In its August 23 opinion, a unanimous three-member panel of the Fifth Circuit held that the final rule fails “twice over” under the APA and is “arbitrary and capricious.” At issue in the case was whether the DOL’s conduct was arbitrary and capricious in its interpretation of how a “tipped employee” is defined based on the statutory phrase “engaged in an occupation in which [the employee] customarily and regularly receives more than $30 a month in tips.” The court of appeals held the text “cannot be twisted [by the DOL] to mean being ‘engaged in duties that directly produce tips, or in duties that directly support such tip-producing duties (but only if those supporting duties have not already made up 20 percent of the work week and have not been occurring for 30 consecutive minutes) and not engaged in duties that do not produce tips.’”

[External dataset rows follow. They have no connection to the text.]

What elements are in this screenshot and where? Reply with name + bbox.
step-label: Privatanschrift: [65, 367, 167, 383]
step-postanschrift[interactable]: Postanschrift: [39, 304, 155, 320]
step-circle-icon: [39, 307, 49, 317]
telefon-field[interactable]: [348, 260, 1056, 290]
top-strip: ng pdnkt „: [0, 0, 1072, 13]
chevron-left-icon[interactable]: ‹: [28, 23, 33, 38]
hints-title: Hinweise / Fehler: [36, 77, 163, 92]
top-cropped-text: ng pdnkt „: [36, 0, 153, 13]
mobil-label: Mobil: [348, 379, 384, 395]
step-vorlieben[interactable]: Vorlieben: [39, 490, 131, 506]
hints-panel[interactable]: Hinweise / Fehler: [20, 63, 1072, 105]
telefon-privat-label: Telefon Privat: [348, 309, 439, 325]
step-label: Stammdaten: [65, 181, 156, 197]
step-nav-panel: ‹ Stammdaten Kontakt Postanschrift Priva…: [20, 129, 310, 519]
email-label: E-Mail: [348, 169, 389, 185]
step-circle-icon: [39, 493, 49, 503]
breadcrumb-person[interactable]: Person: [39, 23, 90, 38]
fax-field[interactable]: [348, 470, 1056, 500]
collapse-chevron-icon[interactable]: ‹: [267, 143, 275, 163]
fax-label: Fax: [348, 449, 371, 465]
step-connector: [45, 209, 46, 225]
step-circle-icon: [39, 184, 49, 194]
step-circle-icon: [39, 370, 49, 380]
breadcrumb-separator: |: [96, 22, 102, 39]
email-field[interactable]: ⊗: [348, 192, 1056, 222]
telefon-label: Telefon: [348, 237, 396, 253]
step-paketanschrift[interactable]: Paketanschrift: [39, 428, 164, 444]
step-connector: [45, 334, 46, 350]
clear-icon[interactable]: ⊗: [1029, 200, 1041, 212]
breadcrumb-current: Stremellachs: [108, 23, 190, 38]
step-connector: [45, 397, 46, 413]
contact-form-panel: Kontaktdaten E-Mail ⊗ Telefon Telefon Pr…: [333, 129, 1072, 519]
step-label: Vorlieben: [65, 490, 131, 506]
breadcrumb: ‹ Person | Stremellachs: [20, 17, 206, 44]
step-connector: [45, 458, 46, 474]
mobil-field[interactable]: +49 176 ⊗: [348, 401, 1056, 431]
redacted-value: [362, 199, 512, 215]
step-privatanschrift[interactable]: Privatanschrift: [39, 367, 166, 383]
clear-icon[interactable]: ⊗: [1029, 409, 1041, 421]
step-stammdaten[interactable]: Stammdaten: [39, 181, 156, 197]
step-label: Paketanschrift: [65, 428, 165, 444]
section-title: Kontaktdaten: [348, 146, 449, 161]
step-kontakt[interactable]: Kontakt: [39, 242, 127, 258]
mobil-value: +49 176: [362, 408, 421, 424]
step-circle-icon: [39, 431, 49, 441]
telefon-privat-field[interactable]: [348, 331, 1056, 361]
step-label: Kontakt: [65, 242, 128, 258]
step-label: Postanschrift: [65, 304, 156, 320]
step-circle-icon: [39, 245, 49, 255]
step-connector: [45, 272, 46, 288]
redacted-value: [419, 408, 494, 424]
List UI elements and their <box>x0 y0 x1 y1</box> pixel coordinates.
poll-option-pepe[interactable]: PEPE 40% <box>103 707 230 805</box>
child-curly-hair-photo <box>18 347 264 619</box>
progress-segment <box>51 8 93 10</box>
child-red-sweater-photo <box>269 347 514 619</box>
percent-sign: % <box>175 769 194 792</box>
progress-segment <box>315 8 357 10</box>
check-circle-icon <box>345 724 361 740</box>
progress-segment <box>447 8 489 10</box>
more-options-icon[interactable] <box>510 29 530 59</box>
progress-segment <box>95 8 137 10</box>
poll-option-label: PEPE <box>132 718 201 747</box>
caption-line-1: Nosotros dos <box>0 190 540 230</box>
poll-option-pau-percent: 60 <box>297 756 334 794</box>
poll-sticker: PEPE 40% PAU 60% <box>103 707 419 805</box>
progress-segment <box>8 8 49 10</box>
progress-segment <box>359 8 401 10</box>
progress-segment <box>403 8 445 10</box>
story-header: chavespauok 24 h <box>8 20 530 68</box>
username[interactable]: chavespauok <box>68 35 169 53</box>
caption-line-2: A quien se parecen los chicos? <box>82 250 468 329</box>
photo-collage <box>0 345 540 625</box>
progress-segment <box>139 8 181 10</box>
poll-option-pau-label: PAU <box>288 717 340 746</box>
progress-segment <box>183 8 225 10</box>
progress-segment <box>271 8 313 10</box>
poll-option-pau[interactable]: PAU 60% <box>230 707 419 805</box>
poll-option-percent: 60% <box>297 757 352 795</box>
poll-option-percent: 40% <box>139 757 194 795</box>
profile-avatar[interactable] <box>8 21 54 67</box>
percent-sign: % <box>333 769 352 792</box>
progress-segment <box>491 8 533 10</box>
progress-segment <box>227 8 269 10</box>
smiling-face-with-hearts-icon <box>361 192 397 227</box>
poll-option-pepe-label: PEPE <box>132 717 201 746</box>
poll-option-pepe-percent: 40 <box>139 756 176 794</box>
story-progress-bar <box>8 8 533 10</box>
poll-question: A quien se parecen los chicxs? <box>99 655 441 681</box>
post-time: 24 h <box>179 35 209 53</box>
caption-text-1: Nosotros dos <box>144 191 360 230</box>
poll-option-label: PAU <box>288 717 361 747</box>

The court of appeals explained the final rule is arbitrary and capricious because it considers how a tipped employee’s duties are related to pursuing tips rather than the duties’ relationship to the occupation. By way of example, the court of appeals explained that “[i]f a core duty of a server is bussing and setting up tables, the server is undoubtedly engaged in his occupation. It does not matter whether he is tipped or not for those duties.” The court of appeals further held that the U.S. Congress could not have intended for the tip credit to turn on such fine distinctions between tip-producing and directly-supporting work. The court of appeals stated the final rule unlawfully “replaces the Congressionally chosen touchstone of the tip-credit analysis—the occupation—with one of DOL’s making—the timesheet.”

Looking Ahead

The Fifth Circuit panel made clear that its holding does not impact the validity of the 1967 dual-jobs regulation, which focuses on whether the employee performs tasks unrelated to his or her tipped occupation (for instance, a waitress performing maintenance work). The final rule instead “applie[d] the dual-jobs framework to disaggregate the component tasks of a single occupation” and unlawfully focused on the amount of time spent on those tasks.

The DOL may seek a rehearing from the full Fifth Circuit en banc, or may petition the Supreme Court of the United States to hear the case. But in the meantime, the final rule is vacated.

With the final rule vacated, the rules should revert to the status quo under the Trump administration, which disregarded the 80/20 rule. Employers may want to consider utilizing the DOL’s O*Net database (a tool used by prior administrations), which provides a fixed list of the types of duties tipped employees are required by employers to perform, to ensure the employee is performing duties related to the tipped employee’s occupation. In addition, employers also may still need to consider some state and local laws and regulations that have stricter tip laws than the FLSA. Some states, for example, have their own 80/20 laws that are unaffected by this decision.